Lake Manyara

February 9, 2013

Leaving Tarangire early in the a.m. (Doug was chasing a rumor of wild African dog someone may have sighted), we were fortunate to encounter a pride of 13 lions instead. The lions basically ignored us as we madly snapped their photos, even though we were just a few feet from the group. We discovered the lions of Tarangire are very accustomed to human visitors.
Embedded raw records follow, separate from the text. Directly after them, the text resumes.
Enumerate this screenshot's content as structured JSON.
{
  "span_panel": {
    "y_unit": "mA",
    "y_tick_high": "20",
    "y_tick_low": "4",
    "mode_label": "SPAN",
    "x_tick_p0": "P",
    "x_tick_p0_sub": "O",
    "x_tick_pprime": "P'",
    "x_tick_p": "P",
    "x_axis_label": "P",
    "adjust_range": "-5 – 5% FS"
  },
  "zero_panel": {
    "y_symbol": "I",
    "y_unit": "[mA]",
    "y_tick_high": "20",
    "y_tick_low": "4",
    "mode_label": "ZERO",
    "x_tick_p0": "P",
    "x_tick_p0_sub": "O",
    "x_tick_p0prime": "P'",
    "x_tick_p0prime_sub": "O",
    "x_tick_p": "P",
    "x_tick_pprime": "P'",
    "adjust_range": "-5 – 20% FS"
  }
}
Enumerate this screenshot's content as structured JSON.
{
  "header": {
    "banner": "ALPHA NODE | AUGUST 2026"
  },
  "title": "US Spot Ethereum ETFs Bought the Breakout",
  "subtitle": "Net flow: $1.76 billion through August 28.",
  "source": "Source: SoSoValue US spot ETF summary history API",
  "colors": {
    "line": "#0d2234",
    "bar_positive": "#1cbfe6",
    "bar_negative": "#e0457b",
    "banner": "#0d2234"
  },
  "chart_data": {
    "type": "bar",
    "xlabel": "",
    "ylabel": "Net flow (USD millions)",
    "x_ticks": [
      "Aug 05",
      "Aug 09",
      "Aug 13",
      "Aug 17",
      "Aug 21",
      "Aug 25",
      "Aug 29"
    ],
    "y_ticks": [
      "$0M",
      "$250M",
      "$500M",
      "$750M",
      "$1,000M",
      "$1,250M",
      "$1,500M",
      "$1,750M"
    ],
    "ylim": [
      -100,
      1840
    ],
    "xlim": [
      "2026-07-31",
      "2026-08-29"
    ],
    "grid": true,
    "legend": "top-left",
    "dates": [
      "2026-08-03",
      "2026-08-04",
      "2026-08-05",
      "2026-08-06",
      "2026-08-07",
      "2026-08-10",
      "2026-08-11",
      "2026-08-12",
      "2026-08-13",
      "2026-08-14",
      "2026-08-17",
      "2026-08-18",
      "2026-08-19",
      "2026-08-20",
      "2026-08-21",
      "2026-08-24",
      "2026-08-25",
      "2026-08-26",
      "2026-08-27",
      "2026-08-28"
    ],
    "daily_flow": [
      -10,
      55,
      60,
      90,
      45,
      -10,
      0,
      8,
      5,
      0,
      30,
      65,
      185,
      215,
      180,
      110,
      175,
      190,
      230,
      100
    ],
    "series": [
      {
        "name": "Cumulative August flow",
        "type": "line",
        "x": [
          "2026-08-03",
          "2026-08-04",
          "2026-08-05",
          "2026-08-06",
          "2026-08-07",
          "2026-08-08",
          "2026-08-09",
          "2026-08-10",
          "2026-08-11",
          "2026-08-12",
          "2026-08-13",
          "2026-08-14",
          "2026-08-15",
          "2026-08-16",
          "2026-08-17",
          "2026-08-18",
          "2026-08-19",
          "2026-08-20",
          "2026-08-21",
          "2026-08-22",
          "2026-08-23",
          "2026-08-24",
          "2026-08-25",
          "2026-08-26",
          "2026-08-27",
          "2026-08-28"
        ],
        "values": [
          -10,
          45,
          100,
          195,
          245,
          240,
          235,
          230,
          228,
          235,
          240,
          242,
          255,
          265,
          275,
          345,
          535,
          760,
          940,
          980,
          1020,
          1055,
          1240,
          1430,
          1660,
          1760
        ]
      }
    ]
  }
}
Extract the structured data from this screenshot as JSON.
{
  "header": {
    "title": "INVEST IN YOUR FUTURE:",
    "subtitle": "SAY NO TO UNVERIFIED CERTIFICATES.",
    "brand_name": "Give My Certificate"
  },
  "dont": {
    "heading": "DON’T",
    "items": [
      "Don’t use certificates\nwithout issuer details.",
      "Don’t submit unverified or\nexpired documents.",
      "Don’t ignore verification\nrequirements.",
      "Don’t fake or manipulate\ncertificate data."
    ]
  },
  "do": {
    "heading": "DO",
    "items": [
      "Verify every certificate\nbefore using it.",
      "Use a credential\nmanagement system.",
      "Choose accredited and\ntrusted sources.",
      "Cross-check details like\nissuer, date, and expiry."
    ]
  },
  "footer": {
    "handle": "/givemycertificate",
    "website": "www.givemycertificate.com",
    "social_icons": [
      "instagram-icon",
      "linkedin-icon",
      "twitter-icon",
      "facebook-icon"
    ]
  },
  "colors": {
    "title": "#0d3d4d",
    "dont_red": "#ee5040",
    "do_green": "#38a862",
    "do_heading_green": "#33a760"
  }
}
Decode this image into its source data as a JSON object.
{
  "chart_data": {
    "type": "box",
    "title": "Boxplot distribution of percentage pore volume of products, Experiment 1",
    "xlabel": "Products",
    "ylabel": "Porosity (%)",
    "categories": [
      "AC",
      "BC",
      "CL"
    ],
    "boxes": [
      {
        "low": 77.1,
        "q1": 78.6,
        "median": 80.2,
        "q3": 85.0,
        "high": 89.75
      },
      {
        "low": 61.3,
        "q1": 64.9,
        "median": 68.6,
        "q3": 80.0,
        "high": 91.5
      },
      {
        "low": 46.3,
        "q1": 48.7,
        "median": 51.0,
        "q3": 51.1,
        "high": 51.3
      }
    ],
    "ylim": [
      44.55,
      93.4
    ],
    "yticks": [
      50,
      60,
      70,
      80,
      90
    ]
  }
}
We traveled about 2 hours  to Lake Manyara, immediately at the base of the Great Rift Valley escarpment (600 meters high), an enormous valley in Africa stretching from the Red Sea, through Kenya and Tanzania and down to the Orange River in South Africa. Noted for olive baboons, blue monkeys, a meandering river,  and ancient mahogany trees, Lake Manyara National Park offers dense jungle foliage, grassy flood plains along the edge of alkaline Lake Manyara, views of the Maasai Steppes, and groves of acacia trees favored by both elephants and lions. Lake Manyara is home to more than 400 bird species including pink flamingos, cormorants, storks, and pelicans.
We stayed at the beautiful Lake Manyara Serena Safari Lodge on the edge of the rift valley escarpment overlooking the lake, valley and the town of Mtu Wa Umbu, bordering the park notable for growing rice and bananas. The next morning we awoke to a beautiful sunrise and started our journey to the Ngorongoro Conservation Area and Forest Reserve.